Lhasa Apso

Lhasa Apso Overview

The ancestors of the Lhasa Apso have been noted as far back as 8000 BC in Tibet. The Buddhist monks of Tibet wanted a dog that resembled the lion, and created the Lhasa or “lion dog”. They quickly became popular in monasteries and as treasured pets of nobility. They would alert their owners to a stranger’s approach, and had a friendly and loving nature.

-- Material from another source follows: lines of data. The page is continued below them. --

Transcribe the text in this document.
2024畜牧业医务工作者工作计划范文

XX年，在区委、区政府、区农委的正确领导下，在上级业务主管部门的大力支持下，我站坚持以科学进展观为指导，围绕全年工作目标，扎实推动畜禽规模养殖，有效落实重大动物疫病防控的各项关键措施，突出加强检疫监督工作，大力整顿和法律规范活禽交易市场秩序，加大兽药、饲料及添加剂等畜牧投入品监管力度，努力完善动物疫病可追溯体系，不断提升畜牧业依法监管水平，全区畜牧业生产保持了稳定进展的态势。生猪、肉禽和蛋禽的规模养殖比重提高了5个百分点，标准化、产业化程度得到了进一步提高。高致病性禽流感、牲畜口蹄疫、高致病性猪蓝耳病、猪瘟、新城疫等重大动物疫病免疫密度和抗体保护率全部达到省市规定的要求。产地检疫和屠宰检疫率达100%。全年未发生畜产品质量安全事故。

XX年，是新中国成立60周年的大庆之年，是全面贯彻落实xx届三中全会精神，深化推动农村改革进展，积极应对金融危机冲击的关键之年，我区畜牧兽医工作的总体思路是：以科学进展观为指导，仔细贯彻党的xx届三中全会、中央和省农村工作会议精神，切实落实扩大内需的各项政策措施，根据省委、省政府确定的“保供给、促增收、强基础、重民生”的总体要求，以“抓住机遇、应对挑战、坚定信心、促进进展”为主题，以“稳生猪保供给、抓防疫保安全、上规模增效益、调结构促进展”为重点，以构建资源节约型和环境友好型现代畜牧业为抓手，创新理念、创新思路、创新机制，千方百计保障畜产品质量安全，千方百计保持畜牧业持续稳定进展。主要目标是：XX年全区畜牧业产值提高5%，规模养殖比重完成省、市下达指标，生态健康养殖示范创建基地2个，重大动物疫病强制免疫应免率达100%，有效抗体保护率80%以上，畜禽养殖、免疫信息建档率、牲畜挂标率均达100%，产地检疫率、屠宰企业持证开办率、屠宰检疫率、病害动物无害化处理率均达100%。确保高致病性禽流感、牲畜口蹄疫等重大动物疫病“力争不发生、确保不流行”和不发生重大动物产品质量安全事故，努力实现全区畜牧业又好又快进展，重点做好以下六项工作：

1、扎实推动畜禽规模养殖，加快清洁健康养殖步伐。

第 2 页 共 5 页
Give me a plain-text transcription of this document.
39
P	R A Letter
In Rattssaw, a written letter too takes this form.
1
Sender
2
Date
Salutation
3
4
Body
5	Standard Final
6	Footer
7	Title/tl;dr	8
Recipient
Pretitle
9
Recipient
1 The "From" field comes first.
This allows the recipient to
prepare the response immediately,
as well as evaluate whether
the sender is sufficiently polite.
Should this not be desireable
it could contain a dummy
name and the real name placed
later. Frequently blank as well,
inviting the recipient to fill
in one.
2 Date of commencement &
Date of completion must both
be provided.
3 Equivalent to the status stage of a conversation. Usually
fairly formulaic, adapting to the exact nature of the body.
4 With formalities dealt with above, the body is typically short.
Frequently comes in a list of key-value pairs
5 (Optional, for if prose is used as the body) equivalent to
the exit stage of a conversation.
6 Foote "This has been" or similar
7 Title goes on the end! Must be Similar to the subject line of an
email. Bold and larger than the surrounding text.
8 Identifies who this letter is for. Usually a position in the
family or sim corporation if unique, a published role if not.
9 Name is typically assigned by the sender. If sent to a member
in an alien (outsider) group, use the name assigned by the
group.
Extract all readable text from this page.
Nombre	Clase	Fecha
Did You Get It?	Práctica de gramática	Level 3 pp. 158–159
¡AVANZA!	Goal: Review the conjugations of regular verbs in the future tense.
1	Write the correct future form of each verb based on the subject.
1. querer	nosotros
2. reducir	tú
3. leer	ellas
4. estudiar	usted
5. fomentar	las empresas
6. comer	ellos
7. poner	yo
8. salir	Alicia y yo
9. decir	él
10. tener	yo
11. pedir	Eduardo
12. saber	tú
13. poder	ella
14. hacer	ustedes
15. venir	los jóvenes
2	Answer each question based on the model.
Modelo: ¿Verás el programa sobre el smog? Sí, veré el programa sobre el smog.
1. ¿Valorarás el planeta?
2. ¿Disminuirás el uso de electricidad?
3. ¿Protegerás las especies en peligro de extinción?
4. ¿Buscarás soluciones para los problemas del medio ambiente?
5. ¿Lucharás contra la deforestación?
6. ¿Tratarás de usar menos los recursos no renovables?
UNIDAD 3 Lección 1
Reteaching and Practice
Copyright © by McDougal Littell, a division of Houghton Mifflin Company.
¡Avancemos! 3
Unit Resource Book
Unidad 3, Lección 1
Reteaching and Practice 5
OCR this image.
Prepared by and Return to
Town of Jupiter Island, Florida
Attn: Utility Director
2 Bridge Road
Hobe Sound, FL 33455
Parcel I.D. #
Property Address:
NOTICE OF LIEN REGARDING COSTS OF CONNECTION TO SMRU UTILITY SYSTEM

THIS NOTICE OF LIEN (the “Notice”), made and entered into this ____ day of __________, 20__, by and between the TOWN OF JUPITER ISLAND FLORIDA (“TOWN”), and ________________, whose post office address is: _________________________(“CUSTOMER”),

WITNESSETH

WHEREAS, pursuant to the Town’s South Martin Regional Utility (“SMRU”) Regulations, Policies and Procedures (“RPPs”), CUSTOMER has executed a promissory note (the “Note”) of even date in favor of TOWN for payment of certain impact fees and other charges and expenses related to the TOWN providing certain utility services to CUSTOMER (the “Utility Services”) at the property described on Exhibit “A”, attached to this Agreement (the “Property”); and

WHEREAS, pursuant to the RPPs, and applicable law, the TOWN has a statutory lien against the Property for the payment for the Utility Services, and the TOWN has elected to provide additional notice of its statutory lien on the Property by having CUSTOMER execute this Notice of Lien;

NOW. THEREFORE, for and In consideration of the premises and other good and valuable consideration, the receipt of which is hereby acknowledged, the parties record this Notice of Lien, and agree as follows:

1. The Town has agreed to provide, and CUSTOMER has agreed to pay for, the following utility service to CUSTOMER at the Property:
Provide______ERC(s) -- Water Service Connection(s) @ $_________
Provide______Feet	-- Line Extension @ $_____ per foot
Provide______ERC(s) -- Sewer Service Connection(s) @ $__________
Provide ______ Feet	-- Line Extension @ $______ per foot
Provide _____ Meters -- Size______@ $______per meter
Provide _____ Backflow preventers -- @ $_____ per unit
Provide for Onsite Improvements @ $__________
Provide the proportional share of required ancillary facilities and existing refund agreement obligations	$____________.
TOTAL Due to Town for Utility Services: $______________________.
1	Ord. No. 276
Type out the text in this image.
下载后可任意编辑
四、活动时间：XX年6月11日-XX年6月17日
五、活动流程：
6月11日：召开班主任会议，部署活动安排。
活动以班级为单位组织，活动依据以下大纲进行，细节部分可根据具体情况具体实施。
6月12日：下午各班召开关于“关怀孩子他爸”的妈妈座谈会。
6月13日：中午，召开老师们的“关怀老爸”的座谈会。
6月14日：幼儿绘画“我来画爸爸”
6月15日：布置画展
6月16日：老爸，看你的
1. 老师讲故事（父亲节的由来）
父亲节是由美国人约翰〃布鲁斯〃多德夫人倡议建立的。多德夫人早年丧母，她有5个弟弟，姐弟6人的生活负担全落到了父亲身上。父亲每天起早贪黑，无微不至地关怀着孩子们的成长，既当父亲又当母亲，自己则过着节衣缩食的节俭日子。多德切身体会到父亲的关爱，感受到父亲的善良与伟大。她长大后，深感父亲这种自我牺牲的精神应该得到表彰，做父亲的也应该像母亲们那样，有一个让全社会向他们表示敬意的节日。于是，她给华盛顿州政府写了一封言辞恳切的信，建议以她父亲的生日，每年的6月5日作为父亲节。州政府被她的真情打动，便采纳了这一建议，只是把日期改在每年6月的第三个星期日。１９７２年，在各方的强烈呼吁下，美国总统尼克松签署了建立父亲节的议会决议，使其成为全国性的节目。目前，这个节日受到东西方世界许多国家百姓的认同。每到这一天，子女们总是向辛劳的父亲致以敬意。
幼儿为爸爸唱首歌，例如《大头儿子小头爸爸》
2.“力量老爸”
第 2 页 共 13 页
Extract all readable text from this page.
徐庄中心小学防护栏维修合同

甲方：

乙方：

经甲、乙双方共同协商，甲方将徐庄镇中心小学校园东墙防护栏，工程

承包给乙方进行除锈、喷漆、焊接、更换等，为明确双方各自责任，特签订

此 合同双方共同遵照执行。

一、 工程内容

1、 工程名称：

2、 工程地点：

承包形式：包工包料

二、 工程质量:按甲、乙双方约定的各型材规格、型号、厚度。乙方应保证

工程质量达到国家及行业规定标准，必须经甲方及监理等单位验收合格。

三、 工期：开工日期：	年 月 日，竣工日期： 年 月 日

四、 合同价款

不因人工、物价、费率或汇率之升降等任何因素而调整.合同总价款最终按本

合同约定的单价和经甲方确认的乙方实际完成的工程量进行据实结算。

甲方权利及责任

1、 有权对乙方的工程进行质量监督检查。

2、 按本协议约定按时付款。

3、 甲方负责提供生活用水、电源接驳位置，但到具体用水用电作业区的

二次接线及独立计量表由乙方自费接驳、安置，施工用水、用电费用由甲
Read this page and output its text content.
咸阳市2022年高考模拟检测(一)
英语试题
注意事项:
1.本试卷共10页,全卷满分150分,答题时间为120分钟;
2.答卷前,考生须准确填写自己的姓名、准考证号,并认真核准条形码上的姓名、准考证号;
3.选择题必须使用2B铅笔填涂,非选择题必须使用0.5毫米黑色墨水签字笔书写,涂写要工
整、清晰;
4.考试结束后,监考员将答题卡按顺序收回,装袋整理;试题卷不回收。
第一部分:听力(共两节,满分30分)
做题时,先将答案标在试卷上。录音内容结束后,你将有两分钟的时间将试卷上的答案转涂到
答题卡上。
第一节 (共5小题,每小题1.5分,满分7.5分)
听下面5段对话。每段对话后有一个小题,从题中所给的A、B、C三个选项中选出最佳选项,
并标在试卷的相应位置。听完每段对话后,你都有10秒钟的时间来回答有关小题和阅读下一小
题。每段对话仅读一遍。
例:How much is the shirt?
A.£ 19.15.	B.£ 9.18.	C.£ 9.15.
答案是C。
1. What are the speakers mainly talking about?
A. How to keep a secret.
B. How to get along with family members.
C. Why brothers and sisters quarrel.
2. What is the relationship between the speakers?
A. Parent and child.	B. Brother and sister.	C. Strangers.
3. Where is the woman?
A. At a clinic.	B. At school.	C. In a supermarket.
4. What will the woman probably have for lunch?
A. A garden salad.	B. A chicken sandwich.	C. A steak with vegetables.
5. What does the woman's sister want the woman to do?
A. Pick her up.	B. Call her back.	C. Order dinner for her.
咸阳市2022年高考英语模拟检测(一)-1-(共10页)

Lhasa Apso Characteristics

The Lhasa features a shaggy coat and friendly nature, making him a very popular companion. His slightly flattened face and wide head gives him the appearance of a lion. High spirits and nature give the Lhasa a bit of an ego, making him believe he should be the head of the household. However, their playful nature and loving personality helps boost them to this position naturally.

Lhasa Apso Temperament

Lhasas are loving and friendly, making them a happy companion. However, they can be delicate and may not do well around small children or other pets that like to roughhouse. Proper socialization with people, pets and animals is needed to keep them from being territorial or having spats.

Lhasa Apso Care

On average, the dog breed lives up to 18 years. This is above average for most breeds of dogs, including those of his size. A few health concerns include eye issues such as progressive retinal atrophy, and organ issues such as retinal dysplasia.

Lhasa Apso Coat

Brushing and grooming are both needed regardless of if the Lhasa is a show or companion pet. Their coats can become easily matted and tangled if not brushed weekly and taken to the groomers for a trim. They may sport either a show style clip, or a more common “puppy” clip that leaves their shaggy cute appearance.

Lhasa Apso Training

The Lhasa has a mind of his own and may learn his basic obedience on his terms rather than his owner’s. However, rewards and other motivation may help them to pick things up more quickly and on the owner’s timeline. Socialization is needed from puppyhood to keep them friendly and social with others.

Lhasa Apso Activity

Anything the family does this dog is willing to do too. He doesn’t require much exercise, but will happily tag along on any family outing or walk. Daily activates with the family are enough to keep the Lhasa happy and exercised.